13. In backdrop of aforesaid facts and circumstances and jurisprudence, we are of the considered opinion that the expenditure incurred which are not necessarily paid exclusively to bring the inventories to their present location and condition but are general in nature for promotion of the business, the same are allowable as Business Expenditure and would not form part of the project cost, therefore the contentions of the revenue to add it for enhancement or work-in-progress would not succeed. In present case the expenditure for Advertisement, Business Promotion and Commission to agents are in promotionaland general in nature but not contributing to bring the inventories to their present location and condition.Whereas, the expenditure made for loan processing charges and security expenses are project specific, therefore these would constitute the expenditure necessary to bring the inventories to their present location and condition,accordingly, are to be added in the work-in-progress.
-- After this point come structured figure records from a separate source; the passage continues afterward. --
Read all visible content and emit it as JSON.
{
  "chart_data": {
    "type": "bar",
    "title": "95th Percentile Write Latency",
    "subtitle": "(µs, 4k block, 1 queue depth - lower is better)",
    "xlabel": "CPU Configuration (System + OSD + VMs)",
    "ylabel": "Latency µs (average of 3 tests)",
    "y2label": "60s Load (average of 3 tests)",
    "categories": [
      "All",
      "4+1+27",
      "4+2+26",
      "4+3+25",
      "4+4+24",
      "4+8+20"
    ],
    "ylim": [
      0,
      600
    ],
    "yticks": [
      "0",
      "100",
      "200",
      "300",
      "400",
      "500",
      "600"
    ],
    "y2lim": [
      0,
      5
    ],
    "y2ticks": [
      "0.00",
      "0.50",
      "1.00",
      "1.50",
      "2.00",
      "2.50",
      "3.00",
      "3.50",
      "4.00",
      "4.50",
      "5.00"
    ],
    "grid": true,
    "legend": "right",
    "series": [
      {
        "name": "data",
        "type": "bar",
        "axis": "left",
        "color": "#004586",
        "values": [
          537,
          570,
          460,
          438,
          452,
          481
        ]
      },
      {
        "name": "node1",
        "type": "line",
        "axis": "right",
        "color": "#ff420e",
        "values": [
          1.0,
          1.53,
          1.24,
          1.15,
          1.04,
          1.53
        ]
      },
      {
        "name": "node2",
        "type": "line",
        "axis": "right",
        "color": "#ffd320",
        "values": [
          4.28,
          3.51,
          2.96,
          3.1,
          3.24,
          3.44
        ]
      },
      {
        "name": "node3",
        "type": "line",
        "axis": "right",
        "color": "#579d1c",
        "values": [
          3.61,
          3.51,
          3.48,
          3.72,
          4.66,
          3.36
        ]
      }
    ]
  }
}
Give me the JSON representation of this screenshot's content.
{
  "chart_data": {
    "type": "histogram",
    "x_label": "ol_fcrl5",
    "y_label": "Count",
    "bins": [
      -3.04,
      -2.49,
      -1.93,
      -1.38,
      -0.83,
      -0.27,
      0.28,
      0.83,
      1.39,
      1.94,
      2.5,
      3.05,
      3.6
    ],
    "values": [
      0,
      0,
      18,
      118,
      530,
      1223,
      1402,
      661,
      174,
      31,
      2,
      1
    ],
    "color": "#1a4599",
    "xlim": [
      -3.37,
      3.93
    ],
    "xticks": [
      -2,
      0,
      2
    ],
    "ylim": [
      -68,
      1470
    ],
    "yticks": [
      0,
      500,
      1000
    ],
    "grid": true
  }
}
14. In sum and substance, the first three expenditure i.e. Advertisement, Business Promotion and commission would be allowed to assessee as Business Expenditure in the year in which it has been incurred and would not form part of project cost, whereas the project specific and direct expenditure i.e. loan processing charges and security expenses would be added to the WIP of the assessee under Project Completion Method of Accounting.
15. In terms of aforesaid observations, the grounds of appeal raised by the assessee are partly allowed by allowing the particular expenditures to be treated as revenue expenditure and remaining to be capitalized under WIP.
16. In result, the instant appeal of the assessee is partly allowed, in terms of our aforesaid observations.